VII. The commissioner shall adopt rules under RSA 541-A concerning the following:
(a) The establishment and maintenance of the immunization/vaccination registry.
(b) The methods for submitting and content of reports of immunizations/vaccinations.
(c) Procedures, for the patient or, if the patient is a minor, for the patient’s parent or guardian to opt out of participation in the immunization/vaccination registry at any time.
(d) Procedures for the patient or, if the patient is a minor, for the patient’s parent or guardian to review and correct information contained in the immunization/vaccination registry.
(e) Procedures for the patient or, if the patient is a minor, for the patient’s parent or guardian to remove information from the immunization/vaccination registry.
(f) Limits on and methods of access to the registry by those authorized to gain access under paragraph IV of this section.
(g) Procedures for managed care organizations to obtain summary statistics of immunization information on managed care organization members from the registry.
(h) Procedures for the patient or, if the patient is a minor, for the patient’s parent or guardian to reverse the previous decision to opt out of the immunization/vaccination registry.
VIII. Any person reporting, receiving, or disclosing information to or from the immunization/vaccination registry as authorized by this section or by any rule adopted pursuant to this section shall not be liable for civil damages of any kind connected with such submission or disclosure of immunization/vaccination information.
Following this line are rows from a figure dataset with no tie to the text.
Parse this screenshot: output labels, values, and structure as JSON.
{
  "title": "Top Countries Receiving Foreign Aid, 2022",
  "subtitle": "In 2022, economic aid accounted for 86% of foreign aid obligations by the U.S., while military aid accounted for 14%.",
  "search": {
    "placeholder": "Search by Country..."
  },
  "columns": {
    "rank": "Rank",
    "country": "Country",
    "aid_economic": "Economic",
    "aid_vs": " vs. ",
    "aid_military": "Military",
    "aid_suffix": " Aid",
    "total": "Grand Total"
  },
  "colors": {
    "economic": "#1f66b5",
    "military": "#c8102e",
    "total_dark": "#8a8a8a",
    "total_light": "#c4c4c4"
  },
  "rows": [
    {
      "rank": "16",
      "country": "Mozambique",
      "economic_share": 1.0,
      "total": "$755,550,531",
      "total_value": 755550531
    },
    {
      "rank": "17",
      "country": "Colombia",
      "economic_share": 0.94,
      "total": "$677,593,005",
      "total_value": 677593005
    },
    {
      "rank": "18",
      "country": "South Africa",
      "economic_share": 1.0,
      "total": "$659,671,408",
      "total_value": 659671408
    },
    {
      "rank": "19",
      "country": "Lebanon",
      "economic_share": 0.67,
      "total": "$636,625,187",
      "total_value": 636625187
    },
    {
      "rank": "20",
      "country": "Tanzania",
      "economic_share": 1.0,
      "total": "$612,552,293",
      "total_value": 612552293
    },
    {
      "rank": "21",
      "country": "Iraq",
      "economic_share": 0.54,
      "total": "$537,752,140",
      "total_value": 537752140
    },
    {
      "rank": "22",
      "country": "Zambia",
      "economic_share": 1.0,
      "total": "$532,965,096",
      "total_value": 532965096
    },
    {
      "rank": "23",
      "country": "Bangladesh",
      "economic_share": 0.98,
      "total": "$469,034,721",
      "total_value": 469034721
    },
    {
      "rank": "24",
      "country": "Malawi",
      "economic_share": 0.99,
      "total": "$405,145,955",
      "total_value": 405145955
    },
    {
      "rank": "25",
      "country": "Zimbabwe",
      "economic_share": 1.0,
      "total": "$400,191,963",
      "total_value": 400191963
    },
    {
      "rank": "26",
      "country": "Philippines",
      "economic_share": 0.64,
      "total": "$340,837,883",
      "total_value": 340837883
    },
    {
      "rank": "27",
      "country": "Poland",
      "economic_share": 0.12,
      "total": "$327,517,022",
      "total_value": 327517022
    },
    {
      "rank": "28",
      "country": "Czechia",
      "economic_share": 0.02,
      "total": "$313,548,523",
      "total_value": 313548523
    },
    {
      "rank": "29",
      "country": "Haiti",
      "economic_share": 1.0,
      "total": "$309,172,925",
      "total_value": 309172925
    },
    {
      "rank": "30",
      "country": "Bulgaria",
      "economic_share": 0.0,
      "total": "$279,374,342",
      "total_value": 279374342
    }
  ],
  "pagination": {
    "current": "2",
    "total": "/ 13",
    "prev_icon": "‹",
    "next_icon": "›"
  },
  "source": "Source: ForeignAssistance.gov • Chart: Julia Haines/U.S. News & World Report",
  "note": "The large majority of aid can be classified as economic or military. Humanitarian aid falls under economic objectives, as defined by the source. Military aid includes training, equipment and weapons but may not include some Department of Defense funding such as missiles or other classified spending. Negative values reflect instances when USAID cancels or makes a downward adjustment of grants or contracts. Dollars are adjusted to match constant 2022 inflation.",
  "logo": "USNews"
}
IX. Nothing in this section is intended to affect the obligations of persons under RSA 141-C:20-a to have their children immunized/vaccinated.
X. Nothing in this section shall preclude the right of the patient, or the patient’s parent or guardian if the patient is a minor, to claim exemption from immunization/vaccination as defined in RSA 141-C:20-c; nor shall anything in this section require such patient to be included in the immunization/vaccination registry if the patient, or the patient’s parent or guardian if the patient is a minor, objects thereto on any grounds.
XI. No health care provider shall discriminate in any way against a person solely because that person elects not to participate in the immunization/vaccination registry.
XII. Information collected under this section shall be treated as confidential and the records containing such information shall be exempt from the public disclosure provisions of RSA 91-A.
XIII. Information in the immunization/vaccination registry may be transferred to or from the immunization/vaccination registry through a health information organization, as defined in RSA?332-I:1, II(c), provided that no such information shall be retained by the health information organization.
3 Repeal. RSA 5-C:19, II(a)(10), relative to birth information, is repealed.
4 Effective Date. This act shall take effect upon its passage.